I was reading an article in National Geographic about disappearing languages throughout the world and it made me think about the value of the past.  Of course, we all learn from history – the mistakes and triumphs of those who lived before we came along.  That’s a given.  We tend to repeat many of the mistakes others have made in the past – we as humans don’t seem to learn our lessons very well unless they are actually our very own – but if we pay attention and make some good choices, the past can point us toward wisdom.  There’s also a point at which being too concerned with it can be damaging.  Dwelling on your past mistakes, for example, only keeps you stuck in a loop of guilt and hopelessness.  Or as I have done before, looking back too fondly at days gone by can distract you from today and tomorrow and the loveliness of them.  
          I tend to see my young childhood through rose-colored glasses.  This clearly means I was provided a safe, fun environment in which to live, and is good.  I’m certainly glad I don’t see it otherwise.  But it’s a memory – appropriately soft edged and slightly blurry – simply to be enjoyed in the lobe of my brain that handles that sort of thing.  Not longed for as a lost golden age.
          Then there are the hard years of life I’ve lived.  When my mom was sick, or when marriage was rough, or when I moved to L.A. and was overwhelmed at the change, and so on.  I could relive again and again those difficult times, too.  But thankfully, over the last decade, I have begun to learn to let the past go.  It’s there to see from afar – to remember fondly and to learn from.  But I’ve released some of it’s grip on me, able to move on without the baggage of before.  Free to look ahead.
          I’ve mentioned before that I have what the Gallup Organization’s Strengthfinder test calls the “Past Theme.”  In contrast, my husband fits the description of the “Futuristic Theme”…
                    ▪ You love to look ahead and think wistfully, “Wouldn’t it be great if …?”
                    ▪ You are fascinated by the future and create detailed pictures to pull you forward.
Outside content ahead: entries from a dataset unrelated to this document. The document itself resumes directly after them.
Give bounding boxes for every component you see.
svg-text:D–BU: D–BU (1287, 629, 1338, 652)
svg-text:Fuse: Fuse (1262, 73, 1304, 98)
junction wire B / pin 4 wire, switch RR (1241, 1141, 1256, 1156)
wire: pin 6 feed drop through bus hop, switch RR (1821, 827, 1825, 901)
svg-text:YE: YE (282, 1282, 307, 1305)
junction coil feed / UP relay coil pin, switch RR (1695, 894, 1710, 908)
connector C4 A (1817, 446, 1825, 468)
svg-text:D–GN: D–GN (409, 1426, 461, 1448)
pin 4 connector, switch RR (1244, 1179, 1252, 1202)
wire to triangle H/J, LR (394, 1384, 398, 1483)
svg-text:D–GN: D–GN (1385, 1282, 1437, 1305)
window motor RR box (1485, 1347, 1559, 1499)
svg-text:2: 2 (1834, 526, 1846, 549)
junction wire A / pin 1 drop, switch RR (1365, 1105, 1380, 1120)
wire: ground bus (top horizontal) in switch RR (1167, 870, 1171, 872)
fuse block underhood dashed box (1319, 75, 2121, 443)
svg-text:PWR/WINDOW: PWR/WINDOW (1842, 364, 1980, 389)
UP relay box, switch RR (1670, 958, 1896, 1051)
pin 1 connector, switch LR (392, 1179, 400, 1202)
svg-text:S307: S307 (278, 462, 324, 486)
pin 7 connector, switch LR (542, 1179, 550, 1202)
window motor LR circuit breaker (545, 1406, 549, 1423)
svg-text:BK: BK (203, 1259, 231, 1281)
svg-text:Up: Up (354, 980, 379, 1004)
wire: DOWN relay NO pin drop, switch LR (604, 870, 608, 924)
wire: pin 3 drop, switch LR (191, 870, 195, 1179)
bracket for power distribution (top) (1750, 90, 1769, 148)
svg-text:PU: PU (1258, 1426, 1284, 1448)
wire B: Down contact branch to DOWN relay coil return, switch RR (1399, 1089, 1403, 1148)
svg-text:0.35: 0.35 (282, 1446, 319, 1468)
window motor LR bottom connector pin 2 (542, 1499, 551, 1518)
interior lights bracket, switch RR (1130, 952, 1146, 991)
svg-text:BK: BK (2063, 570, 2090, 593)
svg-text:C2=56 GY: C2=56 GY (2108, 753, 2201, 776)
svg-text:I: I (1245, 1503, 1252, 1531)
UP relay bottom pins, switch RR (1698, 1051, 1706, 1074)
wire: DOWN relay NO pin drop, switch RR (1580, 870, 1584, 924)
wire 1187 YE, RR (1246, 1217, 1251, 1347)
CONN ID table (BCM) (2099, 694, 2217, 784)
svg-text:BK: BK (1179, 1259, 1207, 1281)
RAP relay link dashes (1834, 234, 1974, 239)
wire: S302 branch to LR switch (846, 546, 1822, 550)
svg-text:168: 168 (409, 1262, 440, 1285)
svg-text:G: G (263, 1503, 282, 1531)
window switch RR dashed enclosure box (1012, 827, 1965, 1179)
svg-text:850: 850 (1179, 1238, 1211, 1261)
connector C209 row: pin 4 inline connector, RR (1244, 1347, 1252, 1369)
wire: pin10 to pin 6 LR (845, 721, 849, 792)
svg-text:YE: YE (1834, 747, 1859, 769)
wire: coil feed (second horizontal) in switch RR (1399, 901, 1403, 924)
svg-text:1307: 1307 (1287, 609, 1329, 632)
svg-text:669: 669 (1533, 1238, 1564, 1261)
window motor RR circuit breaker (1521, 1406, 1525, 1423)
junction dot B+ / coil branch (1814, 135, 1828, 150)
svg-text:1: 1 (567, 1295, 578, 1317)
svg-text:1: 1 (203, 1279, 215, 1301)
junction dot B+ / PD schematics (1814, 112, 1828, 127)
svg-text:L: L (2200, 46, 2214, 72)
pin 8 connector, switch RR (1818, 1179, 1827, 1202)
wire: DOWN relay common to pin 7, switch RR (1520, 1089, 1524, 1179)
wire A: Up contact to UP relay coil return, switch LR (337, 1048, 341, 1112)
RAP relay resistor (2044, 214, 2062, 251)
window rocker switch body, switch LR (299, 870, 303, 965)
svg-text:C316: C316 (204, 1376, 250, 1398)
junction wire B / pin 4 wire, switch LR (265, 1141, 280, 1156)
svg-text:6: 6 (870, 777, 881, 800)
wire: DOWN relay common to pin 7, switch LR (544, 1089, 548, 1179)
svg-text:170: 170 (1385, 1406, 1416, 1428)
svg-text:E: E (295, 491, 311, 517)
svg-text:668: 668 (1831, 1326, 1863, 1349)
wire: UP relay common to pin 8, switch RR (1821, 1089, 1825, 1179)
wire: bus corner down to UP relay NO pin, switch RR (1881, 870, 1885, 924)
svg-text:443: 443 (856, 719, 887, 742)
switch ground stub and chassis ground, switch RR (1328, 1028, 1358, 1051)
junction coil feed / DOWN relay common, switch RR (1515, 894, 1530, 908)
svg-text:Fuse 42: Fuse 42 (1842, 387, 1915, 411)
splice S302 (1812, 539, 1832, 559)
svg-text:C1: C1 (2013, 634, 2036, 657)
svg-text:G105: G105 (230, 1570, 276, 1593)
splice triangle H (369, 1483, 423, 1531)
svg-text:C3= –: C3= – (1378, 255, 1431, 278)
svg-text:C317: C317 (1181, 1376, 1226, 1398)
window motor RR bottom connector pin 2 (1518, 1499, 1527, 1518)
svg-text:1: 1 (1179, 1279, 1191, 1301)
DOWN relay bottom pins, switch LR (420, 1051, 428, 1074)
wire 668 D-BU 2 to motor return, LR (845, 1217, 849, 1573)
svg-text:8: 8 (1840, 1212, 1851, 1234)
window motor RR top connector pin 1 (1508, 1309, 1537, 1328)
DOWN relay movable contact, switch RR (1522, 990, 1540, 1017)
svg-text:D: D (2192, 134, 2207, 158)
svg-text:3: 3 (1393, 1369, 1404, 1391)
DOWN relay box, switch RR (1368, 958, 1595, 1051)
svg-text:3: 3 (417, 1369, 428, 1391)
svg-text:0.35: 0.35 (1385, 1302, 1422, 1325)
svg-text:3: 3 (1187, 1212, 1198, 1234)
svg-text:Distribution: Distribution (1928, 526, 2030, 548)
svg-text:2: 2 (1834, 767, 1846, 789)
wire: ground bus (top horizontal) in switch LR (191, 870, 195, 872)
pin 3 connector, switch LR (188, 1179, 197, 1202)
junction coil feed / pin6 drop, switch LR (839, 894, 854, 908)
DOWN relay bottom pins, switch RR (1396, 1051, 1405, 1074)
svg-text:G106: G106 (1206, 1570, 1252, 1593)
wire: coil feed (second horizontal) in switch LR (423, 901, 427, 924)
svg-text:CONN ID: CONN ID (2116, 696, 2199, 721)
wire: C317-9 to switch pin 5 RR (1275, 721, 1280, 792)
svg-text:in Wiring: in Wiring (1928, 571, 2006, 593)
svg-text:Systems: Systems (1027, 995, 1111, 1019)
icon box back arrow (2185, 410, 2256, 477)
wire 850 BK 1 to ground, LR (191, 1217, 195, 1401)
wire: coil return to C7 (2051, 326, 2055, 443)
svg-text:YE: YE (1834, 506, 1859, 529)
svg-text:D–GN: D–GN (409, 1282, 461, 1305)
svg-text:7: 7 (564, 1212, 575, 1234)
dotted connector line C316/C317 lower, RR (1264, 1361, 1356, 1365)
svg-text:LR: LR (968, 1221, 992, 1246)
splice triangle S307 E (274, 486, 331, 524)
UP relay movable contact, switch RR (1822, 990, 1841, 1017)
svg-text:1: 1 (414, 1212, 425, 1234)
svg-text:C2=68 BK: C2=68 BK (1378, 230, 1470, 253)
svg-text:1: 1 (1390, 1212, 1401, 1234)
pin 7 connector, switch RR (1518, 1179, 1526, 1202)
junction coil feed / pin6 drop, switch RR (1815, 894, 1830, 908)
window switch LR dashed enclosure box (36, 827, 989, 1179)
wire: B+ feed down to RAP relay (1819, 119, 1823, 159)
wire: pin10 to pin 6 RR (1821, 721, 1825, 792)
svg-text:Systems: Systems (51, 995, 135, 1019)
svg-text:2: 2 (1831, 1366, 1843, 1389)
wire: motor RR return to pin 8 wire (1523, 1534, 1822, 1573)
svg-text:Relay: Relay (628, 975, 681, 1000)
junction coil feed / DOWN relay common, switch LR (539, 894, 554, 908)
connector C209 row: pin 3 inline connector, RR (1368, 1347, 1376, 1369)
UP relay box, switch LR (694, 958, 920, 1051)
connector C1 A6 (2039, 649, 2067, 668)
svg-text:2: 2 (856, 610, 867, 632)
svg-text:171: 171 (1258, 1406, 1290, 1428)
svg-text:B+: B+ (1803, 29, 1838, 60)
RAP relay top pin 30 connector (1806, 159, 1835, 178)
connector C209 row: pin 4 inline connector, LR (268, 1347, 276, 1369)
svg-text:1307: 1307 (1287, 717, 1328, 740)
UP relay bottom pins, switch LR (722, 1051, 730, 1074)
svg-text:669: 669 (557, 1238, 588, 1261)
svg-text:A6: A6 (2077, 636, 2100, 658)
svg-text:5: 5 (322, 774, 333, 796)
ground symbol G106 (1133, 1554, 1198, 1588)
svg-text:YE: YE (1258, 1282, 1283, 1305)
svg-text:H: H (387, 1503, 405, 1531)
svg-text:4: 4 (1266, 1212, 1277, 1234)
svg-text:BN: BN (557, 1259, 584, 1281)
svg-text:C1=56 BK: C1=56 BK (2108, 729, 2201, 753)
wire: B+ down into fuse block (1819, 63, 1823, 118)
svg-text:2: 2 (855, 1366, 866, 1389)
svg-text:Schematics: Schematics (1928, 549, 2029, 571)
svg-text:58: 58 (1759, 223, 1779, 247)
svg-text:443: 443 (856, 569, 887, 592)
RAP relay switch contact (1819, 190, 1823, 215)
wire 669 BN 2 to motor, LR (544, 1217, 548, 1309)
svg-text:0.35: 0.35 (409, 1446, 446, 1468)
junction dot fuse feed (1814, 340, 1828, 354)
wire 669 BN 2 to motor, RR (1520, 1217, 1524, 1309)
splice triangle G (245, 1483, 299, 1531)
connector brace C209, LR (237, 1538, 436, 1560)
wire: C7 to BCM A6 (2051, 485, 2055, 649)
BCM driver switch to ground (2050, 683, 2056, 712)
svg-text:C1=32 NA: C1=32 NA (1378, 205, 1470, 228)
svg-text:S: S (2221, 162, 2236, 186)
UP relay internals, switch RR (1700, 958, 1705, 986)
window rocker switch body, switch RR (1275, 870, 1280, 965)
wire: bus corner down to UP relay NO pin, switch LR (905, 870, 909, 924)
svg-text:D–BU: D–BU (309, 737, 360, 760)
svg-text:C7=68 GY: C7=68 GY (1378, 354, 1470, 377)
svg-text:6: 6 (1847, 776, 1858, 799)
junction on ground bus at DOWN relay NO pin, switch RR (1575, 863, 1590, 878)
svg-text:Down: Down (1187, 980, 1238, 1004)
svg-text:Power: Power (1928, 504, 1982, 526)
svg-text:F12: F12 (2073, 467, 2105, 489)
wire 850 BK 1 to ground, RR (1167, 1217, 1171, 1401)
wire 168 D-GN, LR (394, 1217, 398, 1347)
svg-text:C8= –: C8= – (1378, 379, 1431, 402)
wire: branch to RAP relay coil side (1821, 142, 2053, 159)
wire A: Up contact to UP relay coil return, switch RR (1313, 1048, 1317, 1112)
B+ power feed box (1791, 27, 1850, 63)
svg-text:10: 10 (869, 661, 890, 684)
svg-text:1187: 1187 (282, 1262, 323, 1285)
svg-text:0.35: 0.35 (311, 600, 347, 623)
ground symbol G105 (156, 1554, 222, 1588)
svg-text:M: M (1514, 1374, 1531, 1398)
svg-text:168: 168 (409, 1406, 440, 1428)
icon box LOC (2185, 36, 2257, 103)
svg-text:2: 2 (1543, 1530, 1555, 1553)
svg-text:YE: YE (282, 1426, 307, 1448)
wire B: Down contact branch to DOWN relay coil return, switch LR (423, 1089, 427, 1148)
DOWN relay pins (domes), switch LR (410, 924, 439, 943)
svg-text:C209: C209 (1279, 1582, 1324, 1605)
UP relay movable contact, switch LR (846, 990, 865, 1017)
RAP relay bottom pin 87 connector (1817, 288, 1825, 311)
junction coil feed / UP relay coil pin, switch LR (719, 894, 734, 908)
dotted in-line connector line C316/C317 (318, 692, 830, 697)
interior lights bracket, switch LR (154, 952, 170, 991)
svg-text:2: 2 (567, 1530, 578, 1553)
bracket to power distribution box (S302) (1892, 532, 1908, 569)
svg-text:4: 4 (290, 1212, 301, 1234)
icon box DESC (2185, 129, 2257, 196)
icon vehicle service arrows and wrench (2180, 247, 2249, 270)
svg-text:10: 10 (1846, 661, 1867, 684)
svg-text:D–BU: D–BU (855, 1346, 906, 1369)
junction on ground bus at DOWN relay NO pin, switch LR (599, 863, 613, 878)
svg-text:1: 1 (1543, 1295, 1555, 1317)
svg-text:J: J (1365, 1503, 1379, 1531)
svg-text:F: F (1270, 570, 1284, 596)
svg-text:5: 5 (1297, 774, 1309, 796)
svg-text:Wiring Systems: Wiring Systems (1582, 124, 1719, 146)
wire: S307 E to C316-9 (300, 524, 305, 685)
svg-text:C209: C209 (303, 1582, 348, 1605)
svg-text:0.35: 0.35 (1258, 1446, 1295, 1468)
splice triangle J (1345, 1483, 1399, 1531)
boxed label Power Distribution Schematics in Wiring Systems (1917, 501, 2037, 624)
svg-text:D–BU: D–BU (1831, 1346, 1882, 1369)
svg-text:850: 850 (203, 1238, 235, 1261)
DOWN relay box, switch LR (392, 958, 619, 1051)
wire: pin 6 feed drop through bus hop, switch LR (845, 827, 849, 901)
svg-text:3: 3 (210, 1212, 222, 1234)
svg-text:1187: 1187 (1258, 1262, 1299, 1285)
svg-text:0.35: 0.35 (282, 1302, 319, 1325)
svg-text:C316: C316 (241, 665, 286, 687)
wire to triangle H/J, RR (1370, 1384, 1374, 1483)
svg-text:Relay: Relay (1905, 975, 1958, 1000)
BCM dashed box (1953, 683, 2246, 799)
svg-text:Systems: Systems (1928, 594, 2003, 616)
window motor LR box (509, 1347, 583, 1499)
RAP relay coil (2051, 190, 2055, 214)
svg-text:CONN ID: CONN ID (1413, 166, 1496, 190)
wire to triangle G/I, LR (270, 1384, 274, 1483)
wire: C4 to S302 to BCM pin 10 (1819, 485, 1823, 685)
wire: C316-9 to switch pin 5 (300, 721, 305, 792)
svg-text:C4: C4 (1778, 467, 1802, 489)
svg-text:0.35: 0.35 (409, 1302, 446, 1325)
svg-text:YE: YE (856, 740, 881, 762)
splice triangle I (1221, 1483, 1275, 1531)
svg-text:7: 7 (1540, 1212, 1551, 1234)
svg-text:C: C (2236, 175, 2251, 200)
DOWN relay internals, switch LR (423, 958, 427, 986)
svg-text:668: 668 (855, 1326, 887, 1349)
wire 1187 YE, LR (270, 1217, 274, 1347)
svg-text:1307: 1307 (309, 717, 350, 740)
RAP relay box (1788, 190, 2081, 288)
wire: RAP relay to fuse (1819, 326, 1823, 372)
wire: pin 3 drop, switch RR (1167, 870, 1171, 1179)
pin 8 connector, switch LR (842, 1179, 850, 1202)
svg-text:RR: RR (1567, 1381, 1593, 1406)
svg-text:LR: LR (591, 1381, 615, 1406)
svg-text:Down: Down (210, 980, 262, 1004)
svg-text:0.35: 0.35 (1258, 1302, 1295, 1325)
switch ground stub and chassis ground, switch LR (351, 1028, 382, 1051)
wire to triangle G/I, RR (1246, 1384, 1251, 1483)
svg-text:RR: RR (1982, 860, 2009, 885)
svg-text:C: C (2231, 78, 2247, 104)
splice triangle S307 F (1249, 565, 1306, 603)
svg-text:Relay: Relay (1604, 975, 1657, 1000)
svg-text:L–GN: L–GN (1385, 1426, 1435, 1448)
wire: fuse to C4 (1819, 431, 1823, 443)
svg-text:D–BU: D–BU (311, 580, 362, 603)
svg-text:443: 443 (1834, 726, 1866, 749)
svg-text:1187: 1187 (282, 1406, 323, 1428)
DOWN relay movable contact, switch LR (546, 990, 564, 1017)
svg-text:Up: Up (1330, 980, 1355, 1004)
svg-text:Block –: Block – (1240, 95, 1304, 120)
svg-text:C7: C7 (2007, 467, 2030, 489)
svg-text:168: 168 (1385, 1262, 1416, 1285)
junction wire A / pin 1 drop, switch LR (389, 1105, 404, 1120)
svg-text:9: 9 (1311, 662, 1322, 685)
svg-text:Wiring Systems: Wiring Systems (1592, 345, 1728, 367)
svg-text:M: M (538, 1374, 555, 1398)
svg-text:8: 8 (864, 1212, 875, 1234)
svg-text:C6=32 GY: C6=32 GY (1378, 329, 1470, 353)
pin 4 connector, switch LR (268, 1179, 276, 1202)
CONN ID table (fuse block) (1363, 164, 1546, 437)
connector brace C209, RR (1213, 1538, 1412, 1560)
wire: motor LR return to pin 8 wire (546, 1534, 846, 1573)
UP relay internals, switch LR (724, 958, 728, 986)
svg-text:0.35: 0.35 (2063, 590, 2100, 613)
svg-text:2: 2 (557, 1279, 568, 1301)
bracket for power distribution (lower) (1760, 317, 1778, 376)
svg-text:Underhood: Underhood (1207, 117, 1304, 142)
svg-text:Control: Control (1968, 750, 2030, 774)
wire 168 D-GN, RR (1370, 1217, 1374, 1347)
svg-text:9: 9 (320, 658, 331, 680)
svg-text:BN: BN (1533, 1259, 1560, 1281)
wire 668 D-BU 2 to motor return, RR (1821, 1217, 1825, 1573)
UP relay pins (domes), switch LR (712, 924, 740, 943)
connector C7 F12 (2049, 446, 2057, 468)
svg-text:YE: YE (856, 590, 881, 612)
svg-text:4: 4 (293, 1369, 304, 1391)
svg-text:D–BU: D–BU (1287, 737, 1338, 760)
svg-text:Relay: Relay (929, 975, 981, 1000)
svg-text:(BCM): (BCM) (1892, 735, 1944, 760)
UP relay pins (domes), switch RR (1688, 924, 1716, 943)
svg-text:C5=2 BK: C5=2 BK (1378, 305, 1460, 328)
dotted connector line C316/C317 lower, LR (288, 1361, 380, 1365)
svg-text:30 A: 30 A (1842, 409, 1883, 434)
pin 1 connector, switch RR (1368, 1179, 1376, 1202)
                    ▪ You are sometimes called “a dreamer,” other times a “visionary.”
                    ▪ You serve as a source of hope for others when you speak vividly.
Yes, that is my husband.  I, by nature, am exactly the opposite.  I am not a dreamer.  In fact, I often squash my poor husband’s lofty ideas before they have a chance to live at all – something on which I am working.  But Marc’s forward-looking tendencies have impacted me.  In him, and in others, I’ve seen the freedom of putting the past behind and looking ahead.  I’ve certainly not morphed into a futurist – I still see the past as a useful tool, or a fun thing to watch from the window of your mind from time to time, but I’m learning to leave it back there.  It informs what I do now; It doesn’t cast a shadow.
          It occurs to me, though, that it doesn’t have to be one or the other.  Even better than looking back or looking ahead is sitting still long enough to see right now.  My sweet little toddler, with pink cheeks, one dimple and a toothy grin, wobbled in to the kitchen today and smiled.  Something about that moment, which was nothing out of the ordinary, made me stop and pay attention.  I hadn’t gotten much done in the morning, and I had a lot to do before I picked up my son from school, but right then I knew it didn’t matter one bit.  We needed to connect.  We needed to dance.  I turned on some Mat Kearney and we twirled, we swayed, we nuzzled noses, we did some non-descript partner hip hop, and then we sat on the floor and giggled, her warm cheek against mine.  We looked at each other and I ached with knowing she would grow up very soon.  But then I let that go, too, and enjoyed my ten minutes with Mae before life-in-fast-forward resumed, and it was enough.
          Something in the middle seems like the best way of viewing the world.  Paying attention to right now.  In-between past and future, making today count, no matter what has happened or will happen.
          In Tuva, one of the languages the National Geographic article mentions,
                    …the past is always spoken of as ahead of one and the future is behind one’s back. ‘We could
                    never say, I’m looking forward to doing something,’ a Tuvan told me.  Indeed, he might say, ‘I’m
                    looking forward to the day before yesterday.’  It makes total sense if you think of it in a Tuvan sort
                    of way: If the future were ahead of you, wouldn’t it be in plain view?
                                           (Rymer, R. Vanishing Voices (2012, July). National Geographic, Vol. 222 No. 1,  77)
It’s a different way of looking at things.  Probably opposite from a futurist’s perspective, and maybe the Tuvans mean it differently than I’m taking it, but it sounds like a nice balance to me.  I like the idea of moving away from the past even as you watch it go, facing it but leaving it behind.  You can see what’s happened before, but it’s not stopping you.  You don’t know what will happen next, and that’s ok.  I’m thankful for this new perspective; I’ll probably trip one day trying it for real.  But no matter how I view the past or the future, I want to live in the day I’m living (unless I have the flu – sorry, I’m not that mature) and let it be. To see the dimpled baby face in front of me for what it is: now.